# Sublimation ink



## Erinfish (Sep 13, 2010)

Hey all,

I'm looking into starting the sublimation process with shirts and mugs. I have a heat press which I've been doing transfers with pigment ink on cotton, but want to sub on polyester and mugs (can mugs be done without sub ink?). I'm trying to get an idea of how long the ink will last- the pigment ink gets devoured so quickly, I was wondering if the sub ink is the same. I only have a small budget to work with, so I'm trying to figure out if this is the right time for me to get into this process. Any input is greatly appreciated! Cheers!


----------



## binki (Jul 16, 2006)

About $400 for small format and $1200 for the tabloid printer (they are still small format, just can take a bigger printer). That includes the printer and ink and some paper. the ink is expensive, around $240 for a set of 4 colors on the carts.


----------



## lben (Jun 3, 2008)

Erinfish said:


> Hey all,
> 
> I'm looking into starting the sublimation process with shirts and mugs. I have a heat press which I've been doing transfers with pigment ink on cotton, but want to sub on polyester and mugs (can mugs be done without sub ink?). I'm trying to get an idea of how long the ink will last- the pigment ink gets devoured so quickly, I was wondering if the sub ink is the same. I only have a small budget to work with, so I'm trying to figure out if this is the right time for me to get into this process. Any input is greatly appreciated! Cheers!

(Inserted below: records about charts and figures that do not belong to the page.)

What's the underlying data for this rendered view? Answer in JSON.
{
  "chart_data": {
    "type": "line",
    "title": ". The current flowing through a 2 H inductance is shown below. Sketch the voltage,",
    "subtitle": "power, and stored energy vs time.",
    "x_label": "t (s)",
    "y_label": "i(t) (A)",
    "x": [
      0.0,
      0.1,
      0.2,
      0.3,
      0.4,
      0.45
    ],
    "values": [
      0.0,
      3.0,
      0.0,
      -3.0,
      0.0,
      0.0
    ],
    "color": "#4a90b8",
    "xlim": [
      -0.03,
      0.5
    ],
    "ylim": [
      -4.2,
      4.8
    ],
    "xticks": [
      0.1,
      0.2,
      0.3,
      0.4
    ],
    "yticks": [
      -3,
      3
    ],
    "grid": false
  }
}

On mugs you can sublimate on mugs made specifically for sublimation or you can pad print a single color on them (unless you have a pad printer that can print multiple colors. Sublimation requires special paper, special ink $340 for an Epson C88+, and special products, but there are hundreds of things you can print on.

Ink does go fast. Really, really fast. My suggestion is to not do large objects, keep graphics to a minimum (they use tons of ink), and don't do stuff that requires a lot of text or colored backgrounds. Photos use less ink than a cartoonish graphic does. If you do shirts you will go through your ink in no time.


----------



## D.Evo. (Mar 31, 2006)

Or, find a vendor who will supply you with dye-sublimation transfers.


----------



## binki (Jul 16, 2006)

D.Evo. said:


> Or, find a vendor how will supply you with dye-sublimation transfers.


if you are going to outsource printing then outsource the entire process and just broker the deal.


----------



## uncletee (Feb 25, 2007)

If you have the mug buss go sublimation. get a c-88 epson refillable carts, good mug press or wraps. Uncletee, sublimation specialist. have a nice day.


----------



## Erinfish (Sep 13, 2010)

Thanks guys!


----------